You can try the De-limiter with our Demo (https://huggingface.co/spaces/jeonchangbin49/De-limiter)
Audio Samples (https://catnip-leaf-c6a.notion.site/Music-De-limiter-7072c0e725fd42249ff78cbbaedc95d7?pvs=4)
Musdb-XL-train dataset (https://zenodo.org/record/8191153)
Paper (https://arxiv.org/abs/2308.01187)
All you need to do is just git clone this repository and install some of the requirements, and run the "inference.py" code.
git clone https://github.com/jeonchangbin49/De-limiter.git
You don't need to download separate model weight file, it is just contained in "./weight" directory. Thanks to the advantage of the SGI framework, it is only 9Mb.
Put all of the music files (in .wav or .mp3 format) you want to de-limit in "./input_data" folder, or specify the "--data_root" argument, or just specify the path of the music file. Then, run the following code.
# "--data_root=./input_data" or "--data_root=/path/to/music.wav", --output_directory=./output
python -m inference
De-limiter outputs will be saved in "./output" folder.
Check the detailed training configurations in "./configs/delimit_6_s.yaml"
python -m main_ddp --config=delimit_6_s
We present the musdb-XL-train dataset for training de-limiter networks.
The musdb-XL-train dataset consists of a limiter-applied 300,000 segments of 4-sec audio segments and the 100 original songs. For each segment, we randomly chose arbitrary segment in 4 stems (vocals, bass, drums, other) of musdb-HQ training subset and randomly mixed them. Then, we applied a commercial limiter plug-in to each stem.
Once you finish the download, you have to unzip it. The data is about 200~210GB so please be sure to make enough space. Due to the copyright issue, the dataset contains the sample-wise gain parameters (in .npy files), instead of a wave file itself, to make each wave file of musdb-XL-train data from the musdb18-HQ dataset.
Please follow these steps to get the actual wave files of musdb-XL-train data.
# Move to the directory where you downloaded the musdb-XL-train data
# Then unzip the downloaded file
tar -xvf musdb-XL-train.tar.xz
# Back to our codes, move to "prepro" folder
# Run save_musdb_XL_train_wave.py
python save_musdb_XL_train_wave.py \
--root=/path/to/musdb18hq \
--musdb_XL_train_npy_root=/path/to/musdb-XL-train \
--output=/path/to/musdb-XL-train
After finishing the data processing step, you can remove the "np_ratio" folder that contains the sample-wise gain ratio parameters but you should keep your csv files because they will be used in our training process.

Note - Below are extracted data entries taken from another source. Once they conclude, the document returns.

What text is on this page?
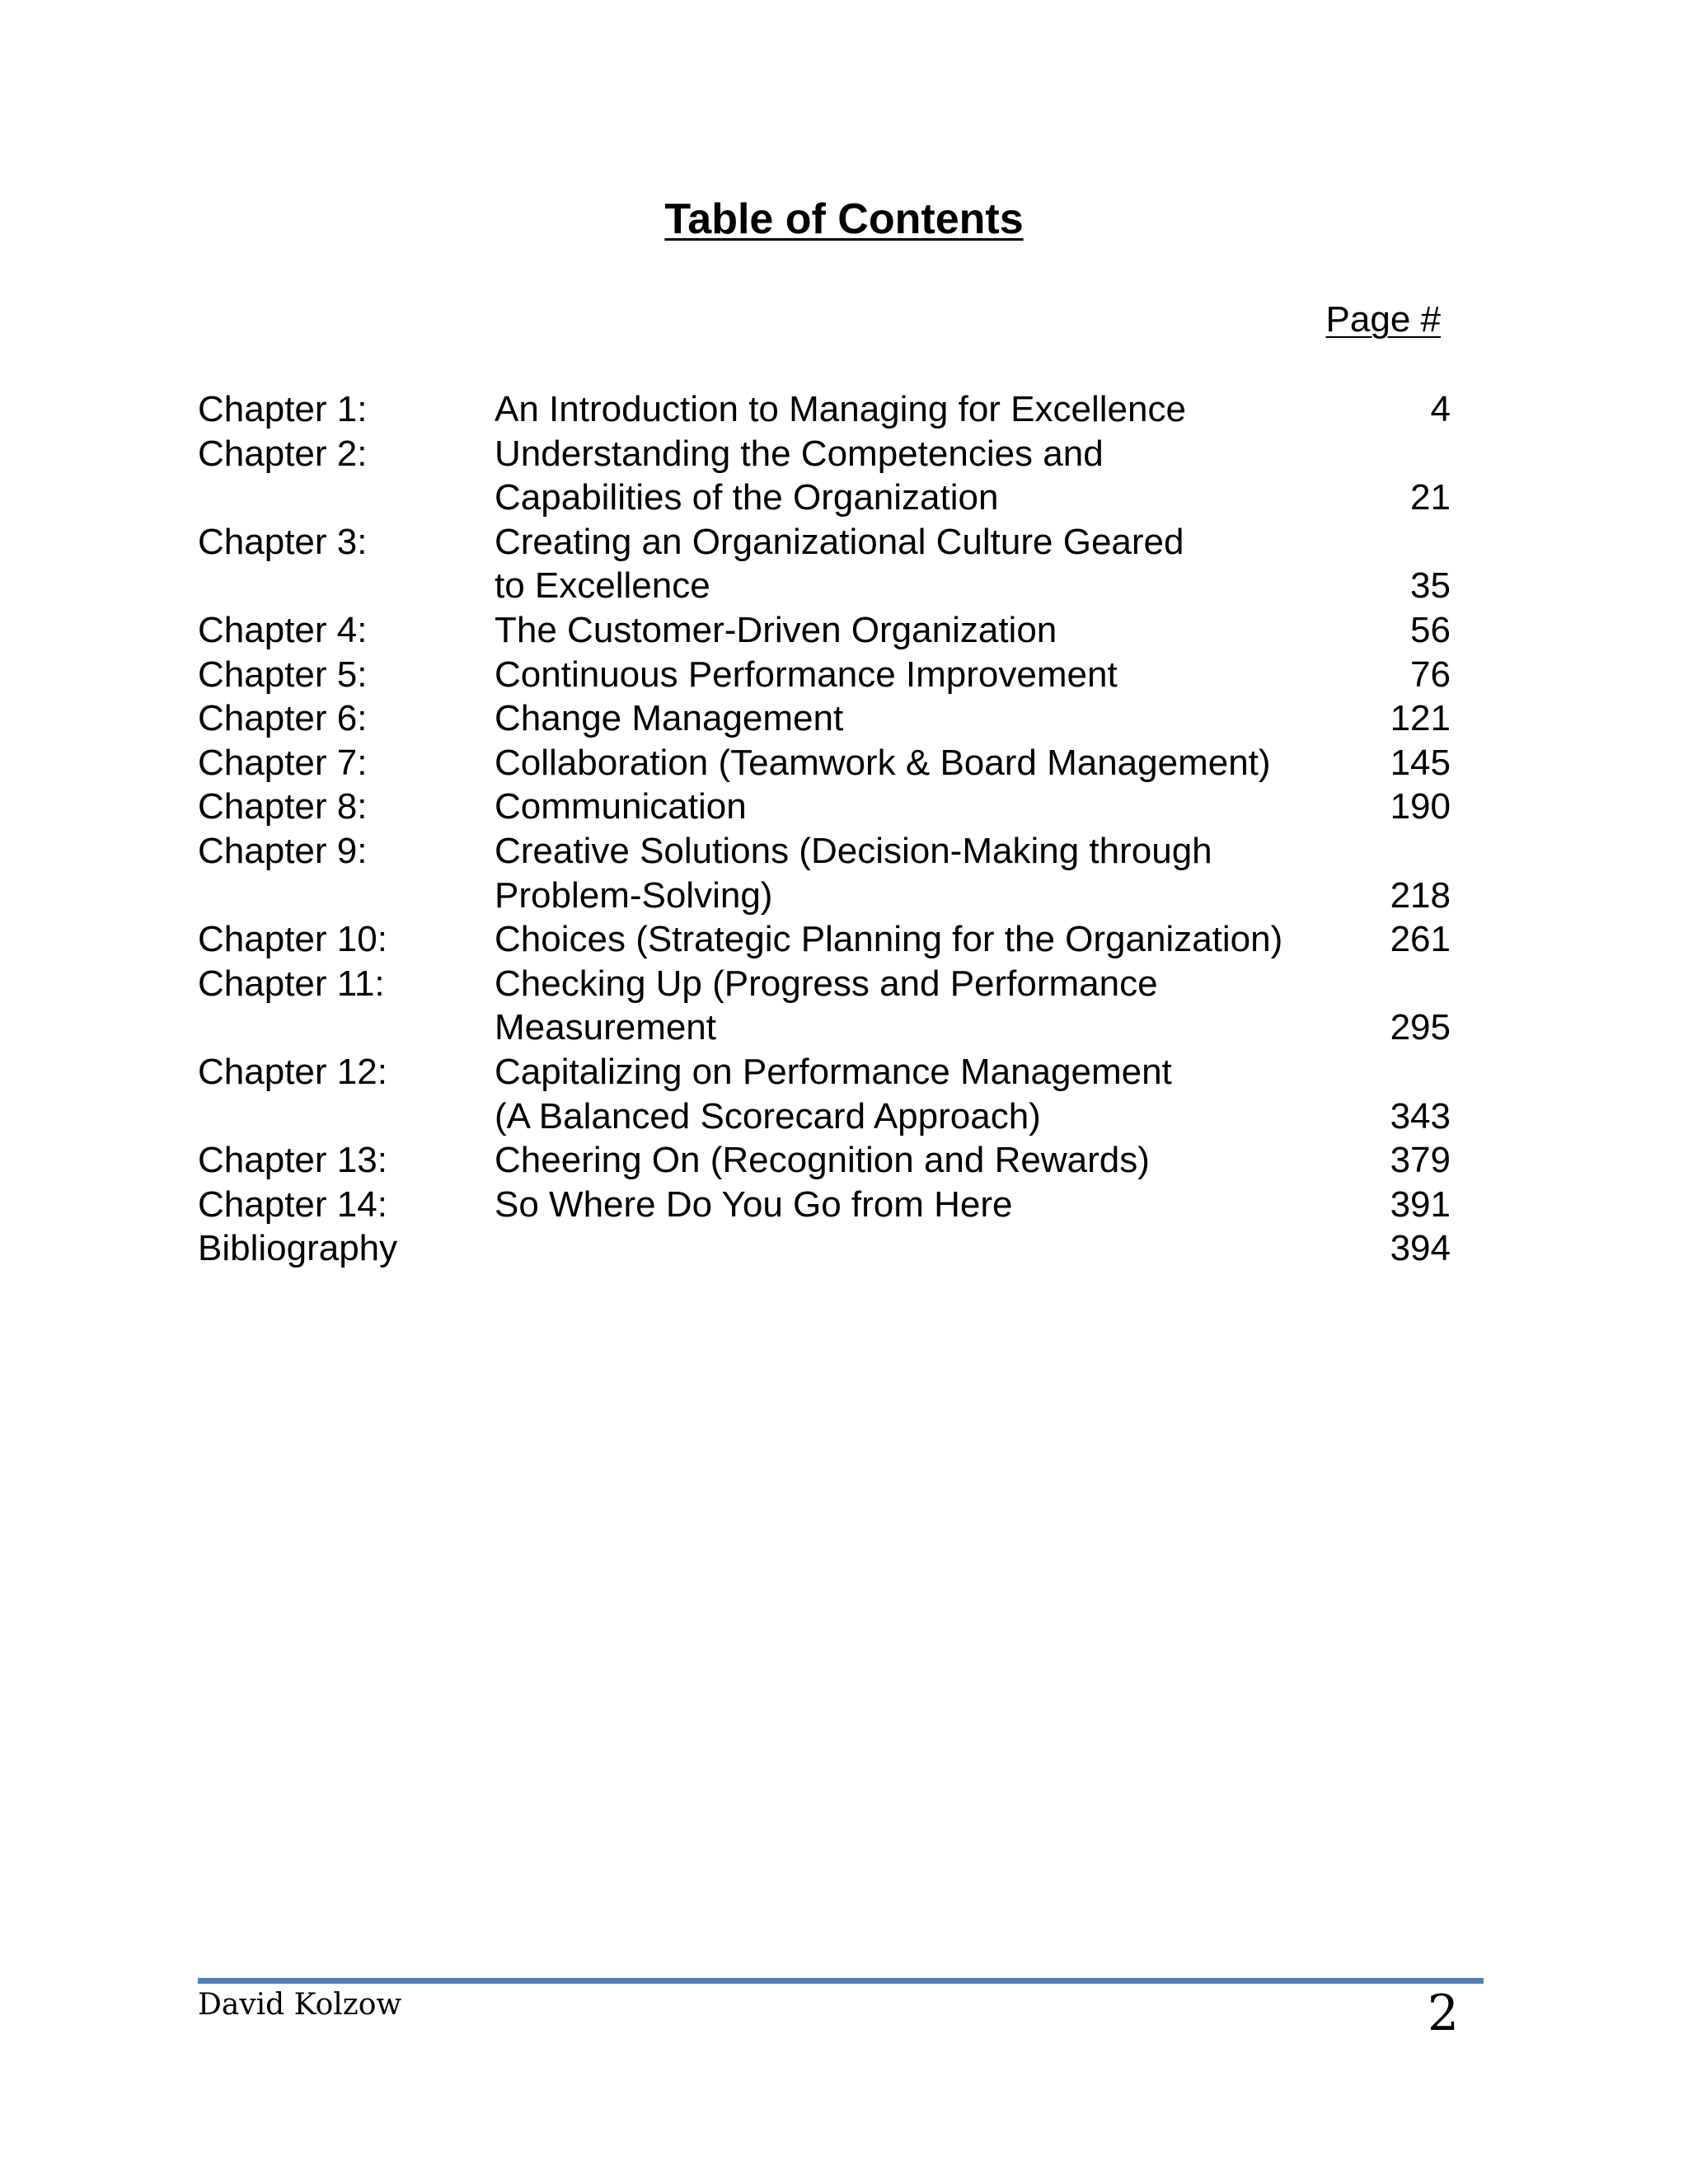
Table of Contents
Page #
Chapter 1:	An Introduction to Managing for Excellence	4
Chapter 2:	Understanding the Competencies and
Capabilities of the Organization	21
Chapter 3:	Creating an Organizational Culture Geared
to Excellence	35
Chapter 4:	The Customer-Driven Organization	56
Chapter 5:	Continuous Performance Improvement	76
Chapter 6:	Change Management	121
Chapter 7:	Collaboration (Teamwork & Board Management)	145
Chapter 8:	Communication	190
Chapter 9:	Creative Solutions (Decision-Making through
Problem-Solving)	218
Chapter 10:	Choices (Strategic Planning for the Organization)	261
Chapter 11:	Checking Up (Progress and Performance
Measurement	295
Chapter 12:	Capitalizing on Performance Management
(A Balanced Scorecard Approach)	343
Chapter 13:	Cheering On (Recognition and Rewards)	379
Chapter 14:	So Where Do You Go from Here	391
Bibliography	394
David Kolzow	2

Notice that our previous musdb-XL (https://zenodo.org/record/7041331) data is an evaluation dataset, and musdb-XL-train is a training dataset.

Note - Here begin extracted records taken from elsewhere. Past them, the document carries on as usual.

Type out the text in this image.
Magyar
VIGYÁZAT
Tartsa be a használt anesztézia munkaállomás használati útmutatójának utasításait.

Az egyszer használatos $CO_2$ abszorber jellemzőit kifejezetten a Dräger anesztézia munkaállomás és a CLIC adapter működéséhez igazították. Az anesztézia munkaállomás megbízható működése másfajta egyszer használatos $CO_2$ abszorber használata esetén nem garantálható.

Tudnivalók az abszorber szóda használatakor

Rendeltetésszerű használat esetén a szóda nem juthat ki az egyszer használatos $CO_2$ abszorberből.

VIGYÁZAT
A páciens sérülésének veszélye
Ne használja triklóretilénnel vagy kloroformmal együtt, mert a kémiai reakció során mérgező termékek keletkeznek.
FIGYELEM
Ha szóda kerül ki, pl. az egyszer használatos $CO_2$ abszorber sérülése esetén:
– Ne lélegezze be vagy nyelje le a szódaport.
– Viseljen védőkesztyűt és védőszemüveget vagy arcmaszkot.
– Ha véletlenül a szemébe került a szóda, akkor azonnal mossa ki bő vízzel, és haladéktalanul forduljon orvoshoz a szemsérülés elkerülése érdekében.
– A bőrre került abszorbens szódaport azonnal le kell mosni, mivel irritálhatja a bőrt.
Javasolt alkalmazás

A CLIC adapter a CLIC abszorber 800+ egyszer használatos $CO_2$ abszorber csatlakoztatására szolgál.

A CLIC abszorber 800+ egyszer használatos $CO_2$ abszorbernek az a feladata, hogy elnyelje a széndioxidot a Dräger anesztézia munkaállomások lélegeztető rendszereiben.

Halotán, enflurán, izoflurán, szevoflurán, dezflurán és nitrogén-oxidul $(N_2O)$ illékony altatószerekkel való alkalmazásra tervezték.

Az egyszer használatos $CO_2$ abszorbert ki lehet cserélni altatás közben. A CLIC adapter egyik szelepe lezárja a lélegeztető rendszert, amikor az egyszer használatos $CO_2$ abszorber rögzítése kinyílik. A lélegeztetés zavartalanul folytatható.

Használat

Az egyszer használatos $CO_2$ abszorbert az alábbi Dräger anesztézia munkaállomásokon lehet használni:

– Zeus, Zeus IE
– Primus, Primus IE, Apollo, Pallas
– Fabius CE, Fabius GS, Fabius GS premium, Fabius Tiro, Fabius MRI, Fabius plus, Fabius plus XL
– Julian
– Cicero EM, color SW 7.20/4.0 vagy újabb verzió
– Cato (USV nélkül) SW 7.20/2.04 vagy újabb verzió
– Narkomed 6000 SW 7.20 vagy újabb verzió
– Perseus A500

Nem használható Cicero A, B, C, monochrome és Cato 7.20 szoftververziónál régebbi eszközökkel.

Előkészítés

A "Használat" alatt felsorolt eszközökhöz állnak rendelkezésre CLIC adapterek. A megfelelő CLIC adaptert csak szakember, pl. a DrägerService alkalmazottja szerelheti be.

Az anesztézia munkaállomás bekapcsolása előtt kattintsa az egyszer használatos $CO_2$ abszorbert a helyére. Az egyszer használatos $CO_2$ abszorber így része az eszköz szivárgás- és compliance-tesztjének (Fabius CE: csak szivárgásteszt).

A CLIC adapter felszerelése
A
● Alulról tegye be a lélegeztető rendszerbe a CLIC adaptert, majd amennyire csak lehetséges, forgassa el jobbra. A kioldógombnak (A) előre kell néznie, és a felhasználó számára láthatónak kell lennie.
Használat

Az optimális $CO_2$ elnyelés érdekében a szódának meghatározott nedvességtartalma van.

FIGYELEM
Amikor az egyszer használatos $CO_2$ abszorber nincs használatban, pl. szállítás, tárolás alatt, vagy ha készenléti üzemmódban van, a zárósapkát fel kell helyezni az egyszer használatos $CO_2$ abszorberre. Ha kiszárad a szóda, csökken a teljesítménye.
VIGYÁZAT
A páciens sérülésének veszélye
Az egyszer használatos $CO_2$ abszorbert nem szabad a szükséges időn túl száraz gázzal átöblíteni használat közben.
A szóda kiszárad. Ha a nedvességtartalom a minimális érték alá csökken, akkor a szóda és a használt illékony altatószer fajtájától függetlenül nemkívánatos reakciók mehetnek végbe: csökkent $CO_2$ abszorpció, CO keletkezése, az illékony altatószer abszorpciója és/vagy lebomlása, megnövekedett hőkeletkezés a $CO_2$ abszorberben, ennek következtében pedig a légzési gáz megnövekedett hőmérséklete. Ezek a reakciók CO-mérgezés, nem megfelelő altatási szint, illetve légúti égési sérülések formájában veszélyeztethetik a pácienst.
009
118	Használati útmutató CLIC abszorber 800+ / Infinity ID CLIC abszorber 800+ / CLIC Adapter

For a commercial limiter plug-in, we used the iZotope Ozone 9 Maximizer, following our previous work, musdb-XL, which is a mastering-finished (in terms of a limiter, not an EQ) version of musdb-HQ test subset.
The threshold parameters (related to the amount of a limiter operated) of the Ozone 9 Maximizer were chosen targeting the randomly selected loudness that sampled from the Gaussian distribution (mean -8, std 1). Parameters of the Gaussian distribution were selected following statistics of recent pop music (Refer the Table 1. of our previous paper, https://arxiv.org/abs/2208.14355).
The character parameters (related to the attack and release parameters) of the limiter were randomly sampled from the gamma distribution (a=2, scale=1, in https://docs.scipy.org/doc/scipy/reference/generated/scipy.stats.gamma.html).
The information on random mix parameters (gain and channel swap) is contained as csv files in our dataset.